C'est un sujet qu'Emmanuel Macron souhaiterait remettre sur la table. Suspendue en 2020 en raison de la pandémie de Covid-19, la réforme des retraites pourrait faire son retour avant l'élection présidentielle, dans des termes nouveaux. Un sondage Odoxa Backbone-consulting, réalisé pour Le Figaro et France Info, indique toutefois un fort rejet de la population.

Les Français n'en veulent pas. Du moins 60% d'entre eux, farouchement opposés à une mise en place de la réforme d'ici à 2022. Le rejet est unanime au sein de la population active et de tous les électorats, à l'exception des partisans de La République en Marche.
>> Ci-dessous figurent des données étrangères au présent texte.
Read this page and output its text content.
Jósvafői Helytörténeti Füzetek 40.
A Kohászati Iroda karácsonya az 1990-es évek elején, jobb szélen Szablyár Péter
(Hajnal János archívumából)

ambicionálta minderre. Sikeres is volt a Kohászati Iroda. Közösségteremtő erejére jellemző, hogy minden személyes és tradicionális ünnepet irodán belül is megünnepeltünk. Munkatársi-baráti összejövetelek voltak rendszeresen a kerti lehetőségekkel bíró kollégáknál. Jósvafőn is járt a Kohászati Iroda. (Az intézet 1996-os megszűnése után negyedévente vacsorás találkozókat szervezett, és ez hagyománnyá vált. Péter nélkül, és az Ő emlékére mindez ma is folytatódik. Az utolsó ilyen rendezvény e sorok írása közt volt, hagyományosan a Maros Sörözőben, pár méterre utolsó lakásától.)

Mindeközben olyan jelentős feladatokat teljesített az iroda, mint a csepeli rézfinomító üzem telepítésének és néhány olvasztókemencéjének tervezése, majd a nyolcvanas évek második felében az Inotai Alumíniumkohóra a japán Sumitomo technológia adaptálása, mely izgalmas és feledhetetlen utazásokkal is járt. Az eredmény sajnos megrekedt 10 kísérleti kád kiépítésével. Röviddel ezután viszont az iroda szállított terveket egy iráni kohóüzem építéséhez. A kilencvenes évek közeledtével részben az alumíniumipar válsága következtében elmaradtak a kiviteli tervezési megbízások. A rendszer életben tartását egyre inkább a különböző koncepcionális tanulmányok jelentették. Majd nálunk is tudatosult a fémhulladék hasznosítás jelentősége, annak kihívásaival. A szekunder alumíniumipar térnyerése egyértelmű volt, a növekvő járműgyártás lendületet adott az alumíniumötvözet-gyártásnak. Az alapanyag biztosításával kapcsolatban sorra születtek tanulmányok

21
C'est sur le fond de la réforme que l'opposition est la plus marquée. L'idée de faire passer l'âge de départ à la retraite de 62 à 64 ans se heurte à la désapprobation de 7 Français sur 10. En cela, l'opinion publique est constante : en septembre 2019, les chiffres étaient similaires. Le président d'Odoxa, Gaël Sliman, présente même cette réforme comme «l'un des rares sujets de consensus entre Français.»
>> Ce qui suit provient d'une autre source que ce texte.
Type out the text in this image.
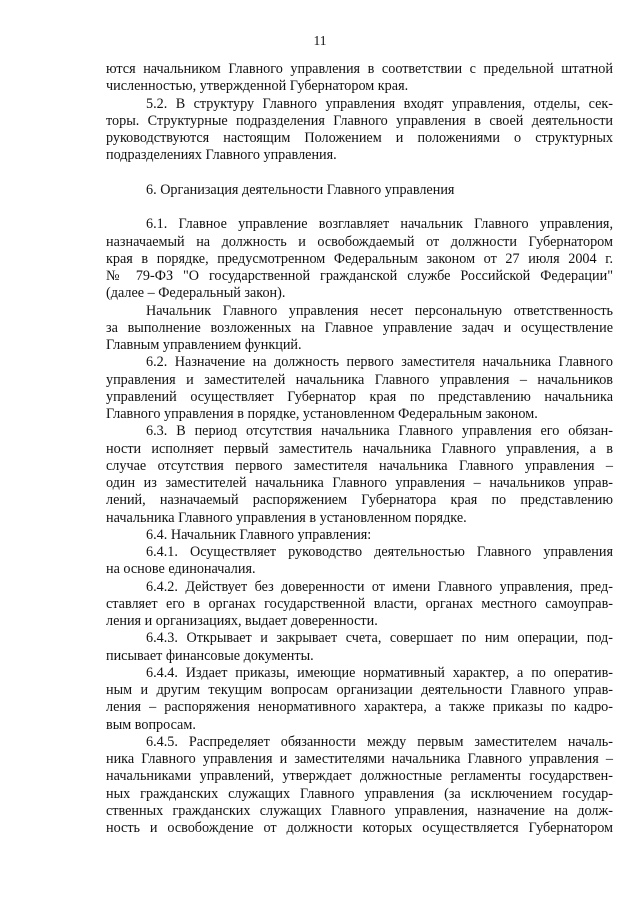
11
ются начальником Главного управления в соответствии с предельной штатной
численностью, утвержденной Губернатором края.
5.2. В структуру Главного управления входят управления, отделы, сек-
торы. Структурные подразделения Главного управления в своей деятельности
руководствуются настоящим Положением и положениями о структурных
подразделениях Главного управления.
6. Организация деятельности Главного управления
6.1. Главное управление возглавляет начальник Главного управления,
назначаемый на должность и освобождаемый от должности Губернатором
края в порядке, предусмотренном Федеральным законом от 27 июля 2004 г.
№ 79-ФЗ "О государственной гражданской службе Российской Федерации"
(далее – Федеральный закон).
Начальник Главного управления несет персональную ответственность
за выполнение возложенных на Главное управление задач и осуществление
Главным управлением функций.
6.2. Назначение на должность первого заместителя начальника Главного
управления и заместителей начальника Главного управления – начальников
управлений осуществляет Губернатор края по представлению начальника
Главного управления в порядке, установленном Федеральным законом.
6.3. В период отсутствия начальника Главного управления его обязан-
ности исполняет первый заместитель начальника Главного управления, а в
случае отсутствия первого заместителя начальника Главного управления –
один из заместителей начальника Главного управления – начальников управ-
лений, назначаемый распоряжением Губернатора края по представлению
начальника Главного управления в установленном порядке.
6.4. Начальник Главного управления:
6.4.1. Осуществляет руководство деятельностью Главного управления
на основе единоначалия.
6.4.2. Действует без доверенности от имени Главного управления, пред-
ставляет его в органах государственной власти, органах местного самоуправ-
ления и организациях, выдает доверенности.
6.4.3. Открывает и закрывает счета, совершает по ним операции, под-
писывает финансовые документы.
6.4.4. Издает приказы, имеющие нормативный характер, а по оператив-
ным и другим текущим вопросам организации деятельности Главного управ-
ления – распоряжения ненормативного характера, а также приказы по кадро-
вым вопросам.
6.4.5. Распределяет обязанности между первым заместителем началь-
ника Главного управления и заместителями начальника Главного управления –
начальниками управлений, утверждает должностные регламенты государствен-
ных гражданских служащих Главного управления (за исключением государ-
ственных гражданских служащих Главного управления, назначение на долж-
ность и освобождение от должности которых осуществляется Губернатором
Si le chef de l'État persiste dans sa volonté, il pourrait bien être confronté à une nouvelle explosion de la colère sociale. 64% des Français apporteraient leur soutien à des mouvements de contestation, quand 16% seraient prêts à descendre dans la rue. En 2019, le mandat présidentiel s'était vu bousculé par des manifestations parfois violentes, notamment lors de rassemblements «gilets jaunes».

Cette colère, l'opinion publique la voit aussi dans la gifle reçue par Emmanuel Macron lors d'un déplacement dans la Drôme le 8 juin dernier. Trois-quarts des Français interprètent ce geste comme le symptôme d'une «hausse globale de la violence dans notre société», et non comme un «acte isolé», selon l'expression employée par le chef de l'État lui-même. La scène est aussi perçue par 75% des citoyens comme «un recul du respect de nos concitoyens pour la fonction présidentielle». D'autres (62%) y voient «le très fort rejet personnel» que suscite le président.

Ce décryptage est partagé par les sympathisants de gauche, comme de droite. Il ne fait en revanche pas l'unanimité au sein des... sympathisants LREM. Sans surprise, 68% refusent d'y voir un rejet d'Emmanuel Macron.